Она довольно неуклюже опустилась на свое прежнее место. Сорбо сел в другое кресло напротив и первые полминуты молча смотрел ей в глаза, словно пытаясь что-то в ней разгадать.
- Вы пришли по какому-то делу? – еле слышно спросил он наконец, держась твердо и прямо.
Девушка вздрогнула и растерялась: ей казалось очень невежливым и непочтительным навязывать свою тему человеку, только что узнавшему об убийстве внука, последнего своего родственника, и уж тем более, если тема эта касается довольно неприятных моментов прошлого. Копаться в чьей-то жизни после такого… Это было низко.
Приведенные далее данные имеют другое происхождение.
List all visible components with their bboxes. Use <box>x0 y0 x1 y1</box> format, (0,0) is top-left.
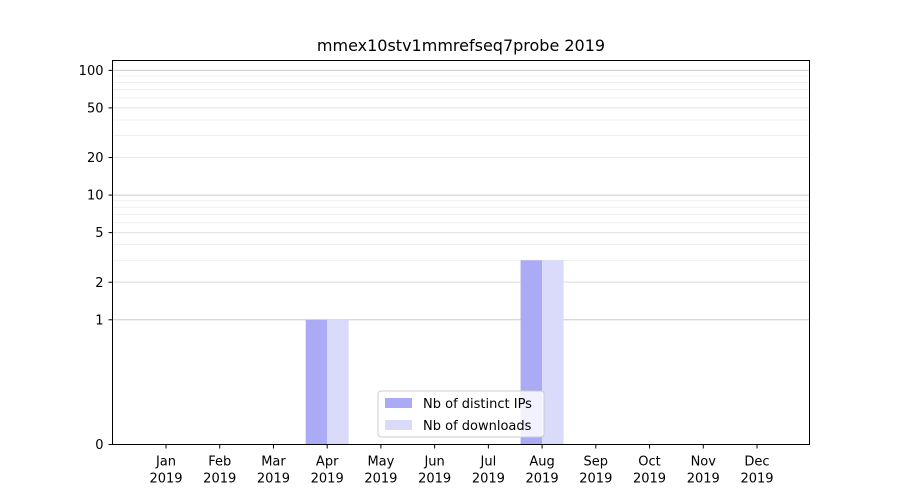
chart-title: mmex10stv1mmrefseq7probe 2019 <box>317 36 605 55</box>
x-tick-label-year: 2019 <box>526 472 559 487</box>
y-axis: 0 1 2 5 10 20 50 100 <box>79 64 113 453</box>
x-tick-label-year: 2019 <box>740 472 773 487</box>
x-tick-label-month: Apr <box>316 455 339 470</box>
x-tick-label-year: 2019 <box>364 472 397 487</box>
x-tick-label-month: Oct <box>638 455 660 470</box>
x-tick-label-month: May <box>367 455 394 470</box>
x-tick-label-month: Jun <box>423 455 444 470</box>
plot-frame <box>112 60 810 445</box>
x-tick-label-month: Mar <box>261 455 286 470</box>
y-tick-label: 5 <box>95 226 103 241</box>
x-tick-label-month: Dec <box>744 455 769 470</box>
y-tick-label: 2 <box>95 276 103 291</box>
x-tick-label-year: 2019 <box>257 472 290 487</box>
x-tick-label-year: 2019 <box>687 472 720 487</box>
bar-downloads <box>327 319 349 445</box>
grid-lines <box>112 69 810 321</box>
x-tick-label-year: 2019 <box>418 472 451 487</box>
legend-swatch-downloads <box>385 420 412 430</box>
x-tick-label-month: Aug <box>529 455 554 470</box>
legend-label-ips: Nb of distinct IPs <box>423 397 532 412</box>
x-tick-label-month: Jan <box>155 455 176 470</box>
x-tick-label-year: 2019 <box>633 472 666 487</box>
y-tick-label: 10 <box>87 189 104 204</box>
x-tick-label-month: Sep <box>584 455 609 470</box>
legend: Nb of distinct IPs Nb of downloads <box>377 390 545 438</box>
x-tick-label-month: Feb <box>208 455 231 470</box>
x-tick-label-year: 2019 <box>579 472 612 487</box>
legend-swatch-ips <box>385 398 412 408</box>
y-tick-label: 1 <box>95 313 103 328</box>
y-tick-label: 100 <box>79 64 104 79</box>
x-tick-label-year: 2019 <box>311 472 344 487</box>
bar-downloads <box>542 260 564 445</box>
x-tick-label-year: 2019 <box>203 472 236 487</box>
legend-box <box>377 390 545 438</box>
y-tick-label: 50 <box>87 101 104 116</box>
x-axis: Jan 2019 Feb 2019 Mar 2019 Apr 2019 May 2019 Jun 20… <box>149 444 774 487</box>
y-tick-label: 20 <box>87 151 104 166</box>
x-tick-label-year: 2019 <box>472 472 505 487</box>
y-tick-label: 0 <box>95 438 103 453</box>
legend-label-downloads: Nb of downloads <box>423 419 532 434</box>
x-tick-label-month: Jul <box>480 455 497 470</box>
x-tick-label-month: Nov <box>691 455 717 470</box>
x-tick-label-year: 2019 <box>149 472 182 487</box>
bars <box>305 260 564 445</box>
bar-distinct-ips <box>305 319 328 445</box>
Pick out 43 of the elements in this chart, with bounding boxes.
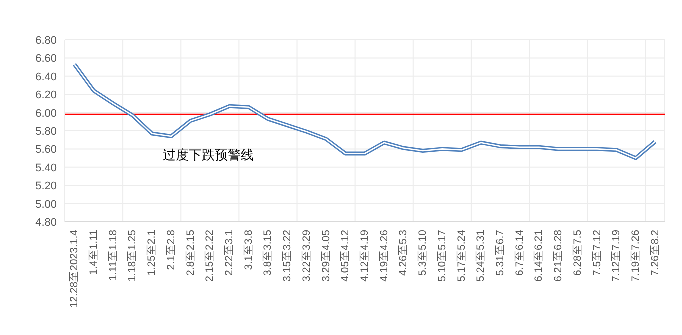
x-tick-label: 6.28至7.5 [572,230,584,276]
y-tick-label: 5.20 [36,180,57,193]
y-tick-label: 6.80 [36,35,57,47]
x-tick-label: 7.12至7.19 [610,230,623,282]
x-tick-label: 3.15至3.22 [282,230,294,282]
x-tick-label: 2.22至3.1 [224,230,236,276]
x-tick-label: 1.4至1.11 [88,230,100,276]
x-tick-label: 5.24至5.31 [475,230,488,282]
y-tick-label: 5.80 [36,126,57,138]
y-tick-label: 6.40 [36,71,57,84]
x-tick-label: 4.12至4.19 [359,230,371,282]
y-tick-label: 5.00 [36,198,57,211]
x-tick-label: 3.8至3.15 [262,230,274,276]
x-tick-label: 5.10至5.17 [436,230,448,282]
x-tick-label: 1.11至1.18 [107,230,120,282]
x-tick-label: 4.05至4.12 [340,230,352,282]
x-tick-label: 6.7至6.14 [514,230,526,276]
y-tick-label: 6.60 [36,53,57,66]
ref-line-label: 过度下跌预警线 [163,148,254,163]
y-tick-label: 6.20 [36,90,57,102]
x-tick-label: 12.28至2023.1.4 [68,230,81,308]
x-tick-label: 1.18至1.25 [126,230,139,282]
x-tick-label: 2.8至2.15 [184,230,197,276]
y-tick-label: 5.60 [36,144,57,156]
x-tick-label: 4.26至5.3 [398,230,410,276]
x-tick-label: 2.15至2.22 [204,230,216,282]
x-tick-label: 7.26至8.2 [649,230,662,276]
x-tick-label: 5.17至5.24 [456,230,468,282]
x-tick-label: 1.25至2.1 [146,230,158,276]
x-tick-label: 3.1至3.8 [242,230,255,270]
x-tick-label: 6.14至6.21 [533,230,546,282]
x-tick-label: 7.19至7.26 [630,230,642,282]
x-tick-label: 6.21至6.28 [552,230,565,282]
y-tick-label: 5.40 [36,162,57,174]
y-tick-label: 4.80 [36,217,57,229]
x-tick-label: 5.3至5.10 [417,230,430,276]
x-tick-label: 3.22至3.29 [300,230,313,282]
x-tick-label: 3.29至4.05 [320,230,332,282]
x-tick-label: 5.31至6.7 [494,230,506,276]
y-tick-label: 6.00 [36,108,57,120]
x-tick-label: 7.5至7.12 [591,230,604,276]
x-tick-label: 4.19至4.26 [378,230,390,282]
x-tick-label: 2.1至2.8 [165,230,178,270]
Тем не менее, возможно, то, о чем она собиралась говорить, было как-то связано со смертью Инглинга Сорбо. Возможно, они смогут помочь друг другу, возможно…
Возможно.
- Я… - неуверенно начала Нанна.
Взгляд Томаса стал еще более пристальным, но она не сдалась.
- Я прошу прощения, что пришла в такое неподходящее время…
- Время уже ничего не значит, - мягко перебил Сорбо. – Говорите.
Нанна прокашлялась, хотя сама не понимала, зачем ей это понадобилось, и продолжила:
- Я хотела бы спросить вас: вы помните… помните Ари Сорбо, который раньше жил в этом доме?
Она успела испугаться раньше, чем закончила свой вопрос: на ее глазах бледный доктор Сорбо вдруг схватился за сердце и откинулся на спинку своего кресла, тяжело дыша. Нанна вскочила на ноги и тронула старика за плечо, с тревогой спросив:
- Господи, доктор, вам плохо?
- Нет, все в порядке, сядьте, - силясь отдышаться, ответил Томас. – Сядьте, прошу вас, и продолжайте.
- Но… герр Томас, я боюсь, что это на вас плохо скажется, ведь…
- Что бы ни случилось, я хочу услышать все, что вы намеревались мне сказать, - твердо заявил Сорбо. – Все. После смерти Инглинга… Мне уже все равно, что будет. Но я хочу знать…
Он оторвал руку девушки от своего плеча, и Нанна послушно села, продолжая опасливо посматривать на своего собеседника, боясь еще одного приступа…
В том, чтобы повторять свой вопрос, она смысла не видела. Да к тому же, это, кажется, было опасно для здоровья и спокойствия бедного доктора.